The most common side effect of caffeine in neonates receiving caffeine for apnea is tachycardia (98807,114658).

Dermatologic ...There are several case reports of urticaria after caffeine ingestion (36546,36448,36475).

Endocrine ...Some evidence shows caffeine is associated with fibrocystic breast disease or breast cancer in females; however, this is controversial since findings are conflicting (8043,108806). Restricting caffeine in females with fibrocystic breast conditions doesn't seem to affect breast nodularity, swelling, or pain (8996). A population analysis of the Women's Health Initiative observational study has found no association between consumption of caffeine-containing beverages and the incidence of invasive breast cancer in models adjusted for demographic, lifestyle, and reproductive factors (108806). Also, a dose-response analysis of 2 low-quality observational studies has found that high consumption of caffeine is not associated with an increased risk of breast cancer (108807).
Clinical research in healthy adults shows that an increase consumption of caffeine results in increased insulin resistance (91023).

Gastrointestinal ...Gastrointestinal upset, nausea, diarrhea, abdominal pain, and fecal incontinence may occur with caffeine intake (36466,37755,37806,37789,37830,38138,38136,38223,95956,95963). Also, caffeine may cause feeding intolerance and gastrointestinal irritation in infants (6023). Perioperative caffeine during cardiopulmonary bypass surgery seems to increase the rate of postoperative nausea and vomiting (97451). Caffeine and coffee consumption have been associated with an increase in the incidence of heartburn (37545,37575,38251,38259,38267) and gastrointestinal esophageal reflux disease (GERD) (38329,37633,37631,37603).

Genitourinary ...Caffeine, a known diuretic, may increase voiding, give a sense of urgency, and irritate the bladder (37874,37961,104580). In men with lower urinary tract symptoms, caffeine intake increased the risk of interstitial cystitis/painful bladder syndrome (38115). Excessive caffeine consumption may worsen premenstrual syndrome. Consumption of up to 10 cups of caffeinated drinks daily was associated with increased severity of premenstrual syndrome (38177). Finally, population research shows that exposure to caffeine was not associated with an increased risk of endometriosis (91035).

Immunologic ...Caffeine can cause anaphylaxis in sensitive individuals, although true IgE-mediated caffeine allergy seems to be relatively rare (11315).

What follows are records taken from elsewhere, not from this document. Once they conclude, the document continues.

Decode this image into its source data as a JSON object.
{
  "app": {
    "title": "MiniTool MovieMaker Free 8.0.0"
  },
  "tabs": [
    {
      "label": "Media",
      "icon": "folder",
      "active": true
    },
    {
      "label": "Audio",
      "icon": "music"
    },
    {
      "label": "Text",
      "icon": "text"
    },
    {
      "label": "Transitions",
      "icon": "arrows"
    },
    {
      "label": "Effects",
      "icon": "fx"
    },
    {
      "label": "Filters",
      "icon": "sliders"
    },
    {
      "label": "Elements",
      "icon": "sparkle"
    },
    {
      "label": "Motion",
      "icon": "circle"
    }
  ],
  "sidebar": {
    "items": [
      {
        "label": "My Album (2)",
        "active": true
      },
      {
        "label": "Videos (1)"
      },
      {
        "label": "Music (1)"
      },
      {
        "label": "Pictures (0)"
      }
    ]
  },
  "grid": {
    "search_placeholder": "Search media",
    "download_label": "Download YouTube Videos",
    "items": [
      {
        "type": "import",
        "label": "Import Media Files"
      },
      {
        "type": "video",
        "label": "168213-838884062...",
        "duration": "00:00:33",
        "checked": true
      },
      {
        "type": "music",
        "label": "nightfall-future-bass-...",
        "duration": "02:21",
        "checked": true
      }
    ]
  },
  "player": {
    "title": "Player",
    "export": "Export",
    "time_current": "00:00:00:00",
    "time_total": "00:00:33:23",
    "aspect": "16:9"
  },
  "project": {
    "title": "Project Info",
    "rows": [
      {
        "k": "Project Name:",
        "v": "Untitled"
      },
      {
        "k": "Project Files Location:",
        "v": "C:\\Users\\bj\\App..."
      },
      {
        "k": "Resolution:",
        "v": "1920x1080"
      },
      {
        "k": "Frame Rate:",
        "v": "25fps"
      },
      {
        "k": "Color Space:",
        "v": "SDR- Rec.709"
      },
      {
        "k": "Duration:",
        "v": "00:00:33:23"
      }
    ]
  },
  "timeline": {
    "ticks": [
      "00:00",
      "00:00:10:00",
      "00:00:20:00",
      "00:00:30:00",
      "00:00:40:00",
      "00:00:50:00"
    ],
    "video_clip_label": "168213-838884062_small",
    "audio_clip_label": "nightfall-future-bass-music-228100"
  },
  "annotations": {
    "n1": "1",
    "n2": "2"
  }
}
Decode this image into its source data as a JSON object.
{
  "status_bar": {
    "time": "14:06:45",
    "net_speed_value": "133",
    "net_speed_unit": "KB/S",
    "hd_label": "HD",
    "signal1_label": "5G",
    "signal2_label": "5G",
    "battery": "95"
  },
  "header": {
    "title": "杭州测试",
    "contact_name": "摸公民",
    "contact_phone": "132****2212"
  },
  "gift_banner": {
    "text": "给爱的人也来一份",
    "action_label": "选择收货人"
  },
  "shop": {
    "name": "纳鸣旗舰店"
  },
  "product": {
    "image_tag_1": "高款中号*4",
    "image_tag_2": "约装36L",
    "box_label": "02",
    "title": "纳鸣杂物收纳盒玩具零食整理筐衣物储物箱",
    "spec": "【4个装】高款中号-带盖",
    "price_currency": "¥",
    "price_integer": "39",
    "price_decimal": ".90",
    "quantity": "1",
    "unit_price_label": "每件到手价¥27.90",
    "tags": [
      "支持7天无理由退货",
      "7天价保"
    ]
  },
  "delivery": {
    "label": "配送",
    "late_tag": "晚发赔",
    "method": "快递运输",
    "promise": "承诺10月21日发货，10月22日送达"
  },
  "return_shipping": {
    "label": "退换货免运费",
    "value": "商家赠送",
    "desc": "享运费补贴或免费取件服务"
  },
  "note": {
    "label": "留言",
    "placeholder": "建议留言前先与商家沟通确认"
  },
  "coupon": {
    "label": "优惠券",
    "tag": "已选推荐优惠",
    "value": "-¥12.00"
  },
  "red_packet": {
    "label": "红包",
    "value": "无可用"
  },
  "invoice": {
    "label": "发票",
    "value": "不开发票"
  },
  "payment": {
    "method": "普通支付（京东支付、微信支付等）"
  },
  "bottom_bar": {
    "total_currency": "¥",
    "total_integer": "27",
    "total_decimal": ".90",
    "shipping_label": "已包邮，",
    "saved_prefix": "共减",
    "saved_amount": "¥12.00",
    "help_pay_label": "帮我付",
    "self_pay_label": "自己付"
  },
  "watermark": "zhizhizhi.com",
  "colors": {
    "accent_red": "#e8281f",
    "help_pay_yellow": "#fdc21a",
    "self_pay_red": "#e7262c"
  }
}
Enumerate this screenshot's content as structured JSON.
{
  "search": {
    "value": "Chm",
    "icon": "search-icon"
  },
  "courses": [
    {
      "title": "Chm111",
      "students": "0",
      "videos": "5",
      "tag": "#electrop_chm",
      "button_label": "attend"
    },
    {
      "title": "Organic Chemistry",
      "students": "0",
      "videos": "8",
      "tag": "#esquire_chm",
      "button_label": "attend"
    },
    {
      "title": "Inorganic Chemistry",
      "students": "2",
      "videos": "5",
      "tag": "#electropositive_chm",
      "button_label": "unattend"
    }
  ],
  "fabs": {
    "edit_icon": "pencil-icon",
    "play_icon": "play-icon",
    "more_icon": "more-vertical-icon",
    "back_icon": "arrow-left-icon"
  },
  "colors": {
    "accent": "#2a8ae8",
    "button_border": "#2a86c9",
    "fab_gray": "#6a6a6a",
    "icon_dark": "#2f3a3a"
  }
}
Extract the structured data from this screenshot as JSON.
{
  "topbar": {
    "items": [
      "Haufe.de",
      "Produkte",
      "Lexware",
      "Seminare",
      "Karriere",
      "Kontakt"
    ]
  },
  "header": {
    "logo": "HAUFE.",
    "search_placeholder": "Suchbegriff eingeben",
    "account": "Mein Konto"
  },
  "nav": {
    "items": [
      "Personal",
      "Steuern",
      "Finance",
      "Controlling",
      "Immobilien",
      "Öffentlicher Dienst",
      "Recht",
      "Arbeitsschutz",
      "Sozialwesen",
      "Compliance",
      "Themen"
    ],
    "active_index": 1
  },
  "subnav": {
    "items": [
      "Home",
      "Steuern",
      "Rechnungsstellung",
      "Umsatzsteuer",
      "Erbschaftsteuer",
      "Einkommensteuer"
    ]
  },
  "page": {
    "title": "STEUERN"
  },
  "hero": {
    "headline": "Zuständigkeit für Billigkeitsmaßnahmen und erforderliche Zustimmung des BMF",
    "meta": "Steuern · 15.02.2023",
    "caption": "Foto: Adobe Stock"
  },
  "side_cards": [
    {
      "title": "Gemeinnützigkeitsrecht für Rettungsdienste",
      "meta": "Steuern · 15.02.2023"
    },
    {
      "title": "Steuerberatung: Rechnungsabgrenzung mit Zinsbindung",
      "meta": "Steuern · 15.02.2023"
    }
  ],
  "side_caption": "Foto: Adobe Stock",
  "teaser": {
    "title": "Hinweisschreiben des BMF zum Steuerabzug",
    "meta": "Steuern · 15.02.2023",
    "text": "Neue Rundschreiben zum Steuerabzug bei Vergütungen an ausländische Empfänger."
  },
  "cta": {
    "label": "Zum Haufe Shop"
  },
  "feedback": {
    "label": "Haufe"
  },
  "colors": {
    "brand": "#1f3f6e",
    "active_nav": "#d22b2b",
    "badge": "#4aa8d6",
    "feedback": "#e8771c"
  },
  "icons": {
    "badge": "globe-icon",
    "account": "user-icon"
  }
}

Musculoskeletal ...Caffeine can induce or exacerbate muscular tremors (38136,37673,38161). There has also been a report of severe rhabdomyolysis in a healthy 40-year-old patient who consumed an energy drink containing 400 mg of caffeine (4 mg/kg) and then participated in strenuous weightlifting exercise (108818).
Epidemiological evidence regarding the relationship between caffeine use and the risk for osteoporosis is contradictory. Caffeine can release calcium from storage sites and increase its urinary excretion (2669,10202,11317,111489). Females with a genetic variant of the vitamin D receptor appear to be at an increased risk for the detrimental effect of caffeine on bone mass (2669). However, moderate caffeine intake, less than 300 mg daily, does not seem to significantly increase osteoporosis risk in most postmenopausal adults with normal calcium intake (2669,6025,10202,11317). Premature infants treated with intravenous caffeine for apnea of prematurity, have a lower bone mineral content compared with infants who are not treated with caffeine, especially when treatment extends beyond 14 days (111489).

Neurologic/CNS ...Caffeine can cause headaches, anxiety, jitteriness, restlessness, and nervousness (36466,37694,37755,37806,37865,37830,37889,38223,95952). In adolescents, there is an inverse correlation between the consumption of caffeine and various measurements of cognitive function (104579). Insomnia is a frequent adverse effect in children (10755). Caffeine may result in insomnia and sleep disturbances in adults as well (36445,36483,36512,36531,37598,37795,37819,37862,37864,37890)(37968,37971,38091,38242,91022,92952). Additionally, caffeine may exacerbate sleep disturbances in patients with acquired immunodeficiency syndrome (AIDS) (10204). Combining ephedra with caffeine can increase the risk of adverse effects. Jitteriness, hypertension, seizures, temporary loss of consciousness, and hospitalization requiring life support has been associated with the combined use of ephedra and caffeine (2729). Finally, epidemiological research suggests that consuming more than 190 mg of caffeine daily is associated with an earlier onset of Huntington disease by 3.6 years (91078).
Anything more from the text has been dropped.